# Need help with dyeing Yuxin Square-1



## Asuro (Aug 31, 2019)

I want to dye the yellow side of the yuxin squan black and i'm not sure how to do it while keeping the feel of the plastic the same. I have considered rit dye.


----------



## The_VortexCuber (Sep 17, 2019)

i donqt know much about dying but you could take apart the puzzle and take the caps off and dye it like that then put it together just clean it with mr clean or goo gone after


----------



## PapaSmurf (Sep 17, 2019)

What people do is buy a stickered one then replace the pieces. That's definitely the easy way.


----------



## PugCuber (Sep 17, 2019)

PapaSmurf said:


> What people do is buy a stickered one then replace the pieces. That's definitely the easy way.


I don’t believe stickered YLM Squans are out yet.



Asuro said:


> I want to dye the yellow side of the yuxin squan black and i'm not sure how to do it while keeping the feel of the plastic the same. I have considered rit dye.
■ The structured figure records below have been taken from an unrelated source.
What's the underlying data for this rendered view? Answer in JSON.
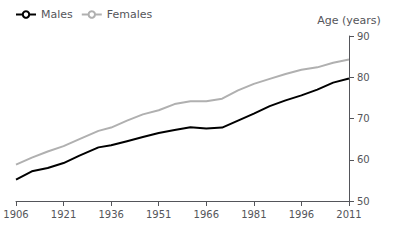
{
  "chart_data": {
    "type": "line",
    "ylabel": "Age (years)",
    "x": [
      1906,
      1911,
      1916,
      1921,
      1926,
      1932,
      1936,
      1941,
      1946,
      1951,
      1956,
      1961,
      1966,
      1971,
      1976,
      1981,
      1986,
      1991,
      1996,
      2001,
      2006,
      2011
    ],
    "series": [
      {
        "name": "Males",
        "color": "#000000",
        "values": [
          55.2,
          57.2,
          58.0,
          59.2,
          61.0,
          63.0,
          63.5,
          64.5,
          65.5,
          66.5,
          67.2,
          67.9,
          67.6,
          67.8,
          69.5,
          71.2,
          73.0,
          74.4,
          75.6,
          77.0,
          78.7,
          79.7
        ]
      },
      {
        "name": "Females",
        "color": "#b0b0b0",
        "values": [
          58.8,
          60.5,
          62.0,
          63.3,
          65.0,
          67.0,
          67.8,
          69.5,
          71.0,
          72.0,
          73.5,
          74.2,
          74.2,
          74.8,
          76.8,
          78.4,
          79.6,
          80.8,
          81.8,
          82.4,
          83.5,
          84.3
        ]
      }
    ],
    "xlim": [
      1906,
      2011
    ],
    "ylim": [
      50,
      90
    ],
    "xticks": [
      1906,
      1921,
      1936,
      1951,
      1966,
      1981,
      1996,
      2011
    ],
    "yticks": [
      50,
      60,
      70,
      80,
      90
    ],
    "grid": false,
    "legend": "upper left"
  }
}
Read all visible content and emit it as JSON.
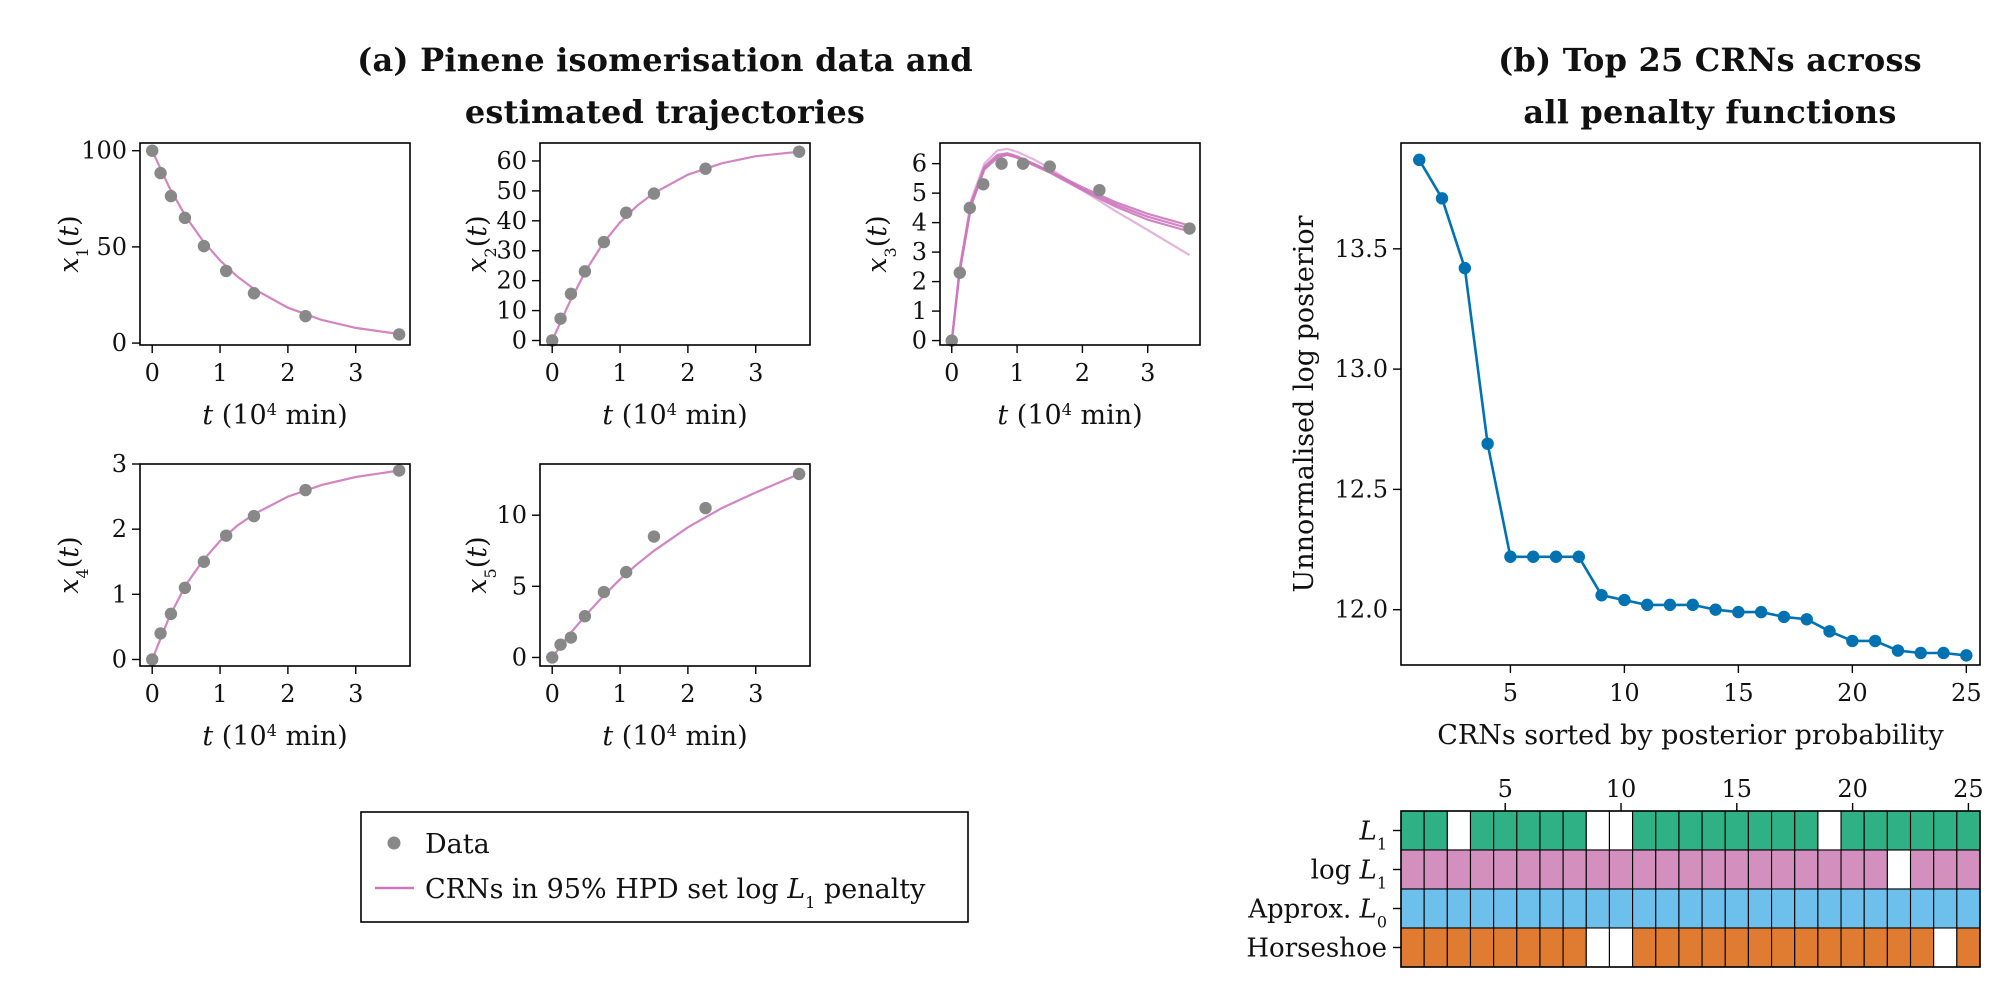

You can actually buy Stickerless Black YLM Squans in TheCubicle now.


----------



## Skittleskp (Sep 18, 2019)

buy it here: https://www.thecubicle.com/collecti...ittle-magic-square-1-m?variant=20209045307465 
with the old one you should do this mod to make it a good main becuase if you mess up it's not on your main anymore


----------



## tx789 (Sep 18, 2019)

You can buy a YLM with a black face instead of yellow.


----------



## Underwatercuber (Sep 18, 2019)

Rit dye has worked well for me in the past on white plastic, for colored you may have to try the dyeing process out a few times before you get a good black


----------



## DerpBoiMoon (Feb 12, 2020)

why do people preper black over yellow?


----------



## Asuro (Feb 12, 2020)

DerpBoiMoon said:


> why do people preper black over yellow?


better contrast in low light


----------